The dashboards show pricing.new at 100% and the diff rate at zero, yet a nightly batch produces totals that don't match the live system.

Diagnosis & fix

**Bug:** the seam isn't the *only* path to the old code. A batch job constructs `LegacyPricer` directly and bypasses `Pricer` entirely. So the routing metrics and parity claims only describe the traffic that goes through the seam; the batch runs old code regardless of the flag. The seam isn't a true choke point. **Fix:** route *every* caller — including batch jobs, schedulers, and reflection/DI-instantiated ones — through the seam before claiming parity.

// Batch job uses the seam, not the raw legacy class.
double total = pricer.calculate(order);

Then enforce it: make `LegacyPricer`'s constructor package-private so nothing outside the seam can instantiate it, and grep the whole tree (not just the obvious module) for direct references. A strangler's guarantees are only as good as the completeness of its choke point.

Scenario 7 — Deleted too early¶

public double calculate(Order order) {
    return newPricer.calculate(order);
}
// LegacyPricer deleted last sprint. Flag removed. Done!

Two weeks later, the quarter-end revenue-recognition job throws MethodNotFound-style errors and the close is blocked.

Diagnosis & fix

**Bug:** the old code was deleted on static evidence alone, without runtime confirmation across a full business cycle. The quarter-end job ran a route that the team's static analysis missed (it resolved `LegacyPricer` reflectively from config), and that route only fires at quarter-end — long after the "looks unused" judgment was made. **Fix:** restore the legacy path, then follow the tombstone-and-wait discipline before re-deleting.

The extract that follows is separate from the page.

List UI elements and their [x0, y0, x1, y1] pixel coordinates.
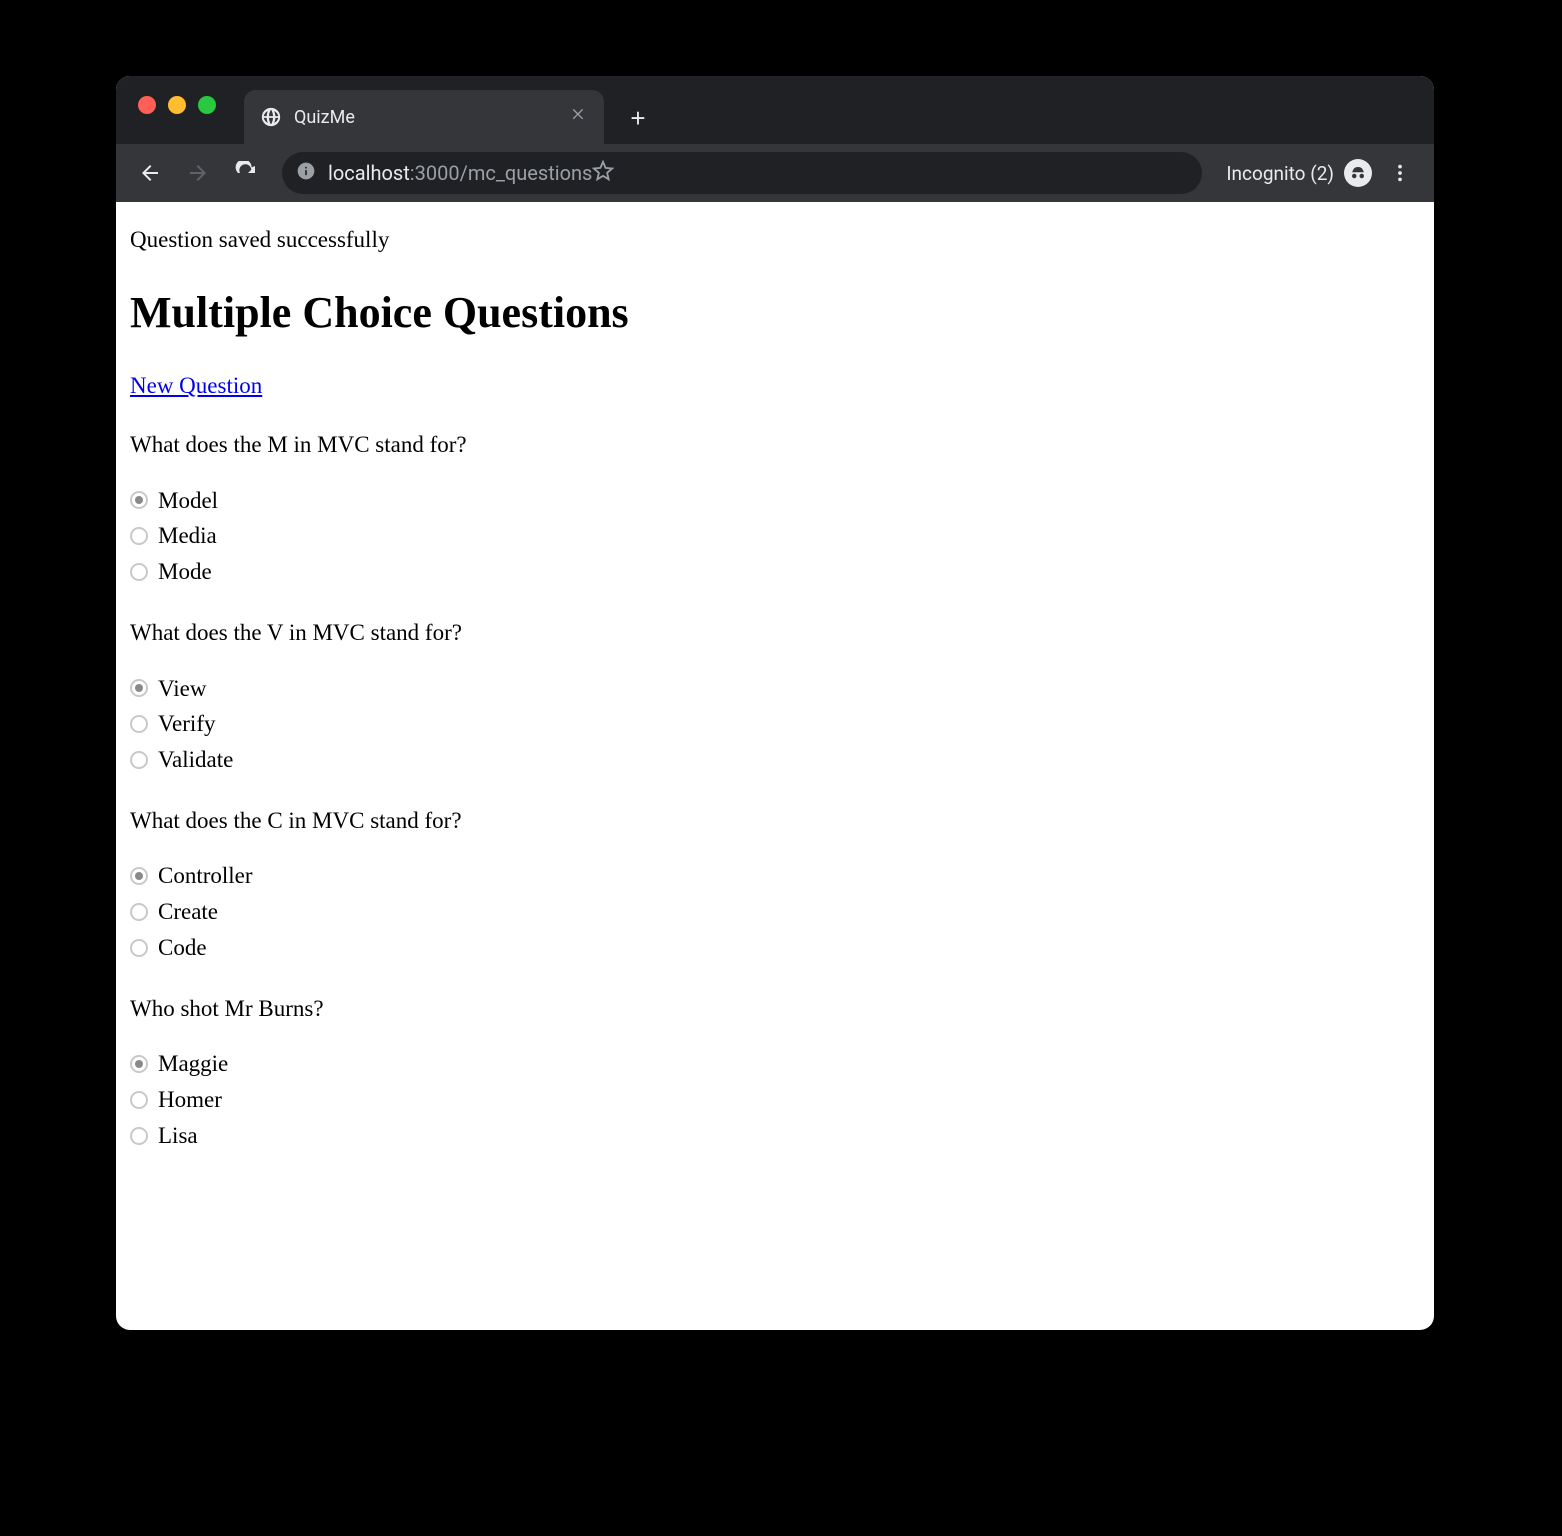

private double legacyPath(Order order) {
    metrics.counter("strangler.legacy.hit", "slice", "pricing").increment();
    log.warn("LEGACY pricing REACHED for {} — investigate", order.id());
    return legacy.calculate(order);
}

Run the tombstone in production across at least one quarter-end (the rare path's actual cadence). Only after zero hits over a *representative* cycle — not two weeks — is deletion safe. Static "find usages" is necessary but never sufficient when reflection, DI-by-config, or rare batch jobs are in play.